Dossier spécial épandage
Les conséquences des nouveaux programmes d’actions nitrates
Réaction d’Arnaud Jeanson, responsable environnement de la FRSEA, face au futur programme d’action régional prévu à l’été 2013 qui remplacera les actuels programmes nitrates.
Depuis le 1er septembre, de nouvelles mesures nationales se superposent aux programmes nitrates départementaux : quels sont les points forts des négociations en cours ?
Arnaud Jeanson : D’abord, nous voulons faire reconnaître les progrès déjà réalisés. Après quatre programmes d’actions nitrates, la qualité de l’eau se stabilise, voire s’améliore, dans certains bassins et nappes. Une tendance favorable est amorcée (nitrates et phosphore), et les modifications actuelles des pratiques vont continuer à donner des effets dans les années à venir. C’est important de le mesurer avant de modifier la réglementation. Nous l’avons rappelé à la Draaf en juillet, et la semaine dernière à l’Agence de l’eau, dans le cadre de l’état des lieux pour la révision du Sdage*.
Un autre élément important pour nous : l’agronomie. C’est la base du raisonnement de la fertilisation, et nous souhaitons maintenir ce principe. Il n’est pas question de nous voir imposer des plafonds de fertilisation ou des capacités de stockage forfaitaires, inadaptés à la variabilité des situations.
Le nouveau programme a-t-il des conséquences sur les épandages en zone vulnérable dès cet automne ?
Oui, les calendriers d’épandage sont modifiés. Par exemple, les lisiers sont interdits sur cultures d’automne dès le 1er octobre. Sur toutes cultures, y compris les spécialisées, il est interdit d’épandre tout fertilisant de mi-décembre à mi-janvier.
Le deuxième point important concerne les rejets d’azote par les vaches laitières. Mes vaches ne produisent plus 85 kg d’azote par an, mais 95 kg. Et l’année prochaine, elles produiront 111 kg par an. Je m’explique : à la place d’une valeur forfaitaire, nous avons maintenant des rejets d’azote variables en fonction de la production laitière, et du temps passé à l’extérieur. Avec ces nouvelles valeurs, une exploitation dont les apports en azote organique sont proches du plafond de 170 unités/ha de SAU, risque donc de manquer de surface épandable. Paradoxalement, les systèmes herbagers sont les plus pénalisés. Une demande de dérogation est en cours pour éviter de mettre ces systèmes en difficulté. Le système de calcul de ces rejets n’est d’ailleurs pas clair du tout, une vache y perdrait son veau.
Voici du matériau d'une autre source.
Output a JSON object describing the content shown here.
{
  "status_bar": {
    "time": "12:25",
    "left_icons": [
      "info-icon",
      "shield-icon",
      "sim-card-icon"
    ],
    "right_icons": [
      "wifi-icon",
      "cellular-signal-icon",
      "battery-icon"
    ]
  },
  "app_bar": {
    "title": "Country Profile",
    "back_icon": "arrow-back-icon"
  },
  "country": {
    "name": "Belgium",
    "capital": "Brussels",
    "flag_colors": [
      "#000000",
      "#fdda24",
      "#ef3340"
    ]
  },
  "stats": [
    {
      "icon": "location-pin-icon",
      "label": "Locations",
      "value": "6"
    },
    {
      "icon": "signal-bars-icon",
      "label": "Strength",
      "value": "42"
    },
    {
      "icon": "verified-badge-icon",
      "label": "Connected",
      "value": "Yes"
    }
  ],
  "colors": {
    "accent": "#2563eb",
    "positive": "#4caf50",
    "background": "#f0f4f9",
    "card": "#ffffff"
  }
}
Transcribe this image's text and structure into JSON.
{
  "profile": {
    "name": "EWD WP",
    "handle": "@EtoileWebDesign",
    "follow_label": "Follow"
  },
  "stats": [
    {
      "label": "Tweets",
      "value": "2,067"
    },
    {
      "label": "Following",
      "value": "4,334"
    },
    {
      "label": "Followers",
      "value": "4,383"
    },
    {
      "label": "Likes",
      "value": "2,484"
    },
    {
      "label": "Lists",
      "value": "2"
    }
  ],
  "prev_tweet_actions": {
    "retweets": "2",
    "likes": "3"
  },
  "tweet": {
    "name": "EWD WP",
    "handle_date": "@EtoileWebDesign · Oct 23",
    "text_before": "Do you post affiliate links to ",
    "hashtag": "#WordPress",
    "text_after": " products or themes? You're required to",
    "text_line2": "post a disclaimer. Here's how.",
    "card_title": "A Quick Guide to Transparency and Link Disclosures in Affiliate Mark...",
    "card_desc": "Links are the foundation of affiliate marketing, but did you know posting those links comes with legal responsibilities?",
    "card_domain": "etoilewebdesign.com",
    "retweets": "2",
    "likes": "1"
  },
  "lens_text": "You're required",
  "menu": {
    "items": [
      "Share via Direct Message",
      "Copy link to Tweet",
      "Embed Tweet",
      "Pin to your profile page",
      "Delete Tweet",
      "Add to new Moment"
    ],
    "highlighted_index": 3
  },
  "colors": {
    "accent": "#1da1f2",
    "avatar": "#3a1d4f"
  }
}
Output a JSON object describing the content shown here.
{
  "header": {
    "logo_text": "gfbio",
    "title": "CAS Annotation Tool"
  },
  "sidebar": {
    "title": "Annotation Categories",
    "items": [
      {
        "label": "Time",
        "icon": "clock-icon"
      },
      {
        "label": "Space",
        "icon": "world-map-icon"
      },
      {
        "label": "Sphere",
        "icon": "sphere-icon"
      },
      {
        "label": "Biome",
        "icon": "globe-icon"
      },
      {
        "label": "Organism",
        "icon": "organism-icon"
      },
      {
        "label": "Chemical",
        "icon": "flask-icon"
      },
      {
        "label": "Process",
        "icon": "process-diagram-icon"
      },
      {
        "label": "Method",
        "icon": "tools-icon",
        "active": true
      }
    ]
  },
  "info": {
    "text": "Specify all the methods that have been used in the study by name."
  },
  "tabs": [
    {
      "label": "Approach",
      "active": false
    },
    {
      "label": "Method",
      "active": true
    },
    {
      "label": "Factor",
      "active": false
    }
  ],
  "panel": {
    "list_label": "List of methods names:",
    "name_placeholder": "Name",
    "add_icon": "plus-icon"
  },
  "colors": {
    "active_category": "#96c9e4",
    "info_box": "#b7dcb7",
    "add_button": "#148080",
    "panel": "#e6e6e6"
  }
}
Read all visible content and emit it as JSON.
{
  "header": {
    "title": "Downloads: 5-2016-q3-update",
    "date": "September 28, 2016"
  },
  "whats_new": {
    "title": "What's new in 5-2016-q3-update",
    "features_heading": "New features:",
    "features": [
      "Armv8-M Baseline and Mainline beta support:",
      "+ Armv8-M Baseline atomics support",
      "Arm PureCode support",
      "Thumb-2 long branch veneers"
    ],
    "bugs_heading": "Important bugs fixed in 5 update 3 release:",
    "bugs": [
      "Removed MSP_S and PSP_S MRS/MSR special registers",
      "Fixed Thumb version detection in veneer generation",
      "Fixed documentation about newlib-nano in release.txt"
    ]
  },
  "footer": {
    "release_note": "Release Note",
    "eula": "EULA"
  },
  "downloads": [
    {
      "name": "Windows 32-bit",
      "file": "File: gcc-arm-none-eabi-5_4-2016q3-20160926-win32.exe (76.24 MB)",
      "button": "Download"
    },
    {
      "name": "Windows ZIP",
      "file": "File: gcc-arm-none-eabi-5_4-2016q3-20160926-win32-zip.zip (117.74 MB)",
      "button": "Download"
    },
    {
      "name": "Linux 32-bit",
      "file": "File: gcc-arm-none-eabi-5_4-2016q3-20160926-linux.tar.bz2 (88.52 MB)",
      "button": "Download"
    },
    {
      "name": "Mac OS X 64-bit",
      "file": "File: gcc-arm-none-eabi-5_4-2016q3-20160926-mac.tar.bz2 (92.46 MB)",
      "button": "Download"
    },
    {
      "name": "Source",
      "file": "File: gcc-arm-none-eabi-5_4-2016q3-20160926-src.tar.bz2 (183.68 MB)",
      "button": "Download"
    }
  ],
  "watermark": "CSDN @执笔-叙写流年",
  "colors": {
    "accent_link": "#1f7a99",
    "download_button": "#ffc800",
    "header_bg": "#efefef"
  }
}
Depuis des mois, nous dénonçons le manque de lisibilité de ce nouveau programme, l’impossibilité de l’appliquer dans ces délais, et l’incohérence avec l’objectif de maintien des prairies. Mais la pression du contentieux européen sur l’État français a eu raison du bon sens.
Et concernant le stockage des effluents d’élevage ?
Nous avons réussi à maintenir l’autorisation de stocker les fumiers compacts au champ, et le calcul des capacités de stockage des effluents sur la base du Dexel. Malgré tout, les cheptels ayant évolué de plus de 10 % depuis leur dernier Dexel vont devoir vérifier que leurs capacités de stockage sont suffisantes pour respecter les nouveaux calendriers. On sent que, pour le 5e programme nitrates, l’administration voudrait imposer un Dexel simplifié avec des valeurs forfaitaires en fonction du temps au bâtiment. Mais il n’est pas question pour nous de remettre en cause les mises aux normes réalisées, en général loin d’être remboursées en totalité, si l’évolution du cheptel ne le justifie pas réellement.
Quelles sont les prochaines étapes pour ce 5e programme d’actions nitrates ?
Il va être négocié cet automne au niveau régional, après un cadrage par un arrêté national (en cours). Les représentants des FDSEA, Chambres d’agriculture et JA se sont organisés pour contribuer au débat régional. L’obligation de couverture des sols en hiver, les capacités de stockage et les conditions d’épandage (sols en pente, gelés…) vont être débattus. La principale nouveauté sera un programme “renforcé” dans les anciennes Zones d’excédent structurel (Zes) et Zones d’actions complémentaires (Zac), voire sur certains captages ou bassins versants. Ce futur 5e programme devrait entrer en vigueur à l’été 2013.
En parallèle, le Sdage entre en révision. Là aussi les enjeux sont forts pour les pratiques agricoles, notamment pour la fertilisation en phosphore.
Marie Calmejane
* Schéma directeur d’aménagement et de gestion des eaux.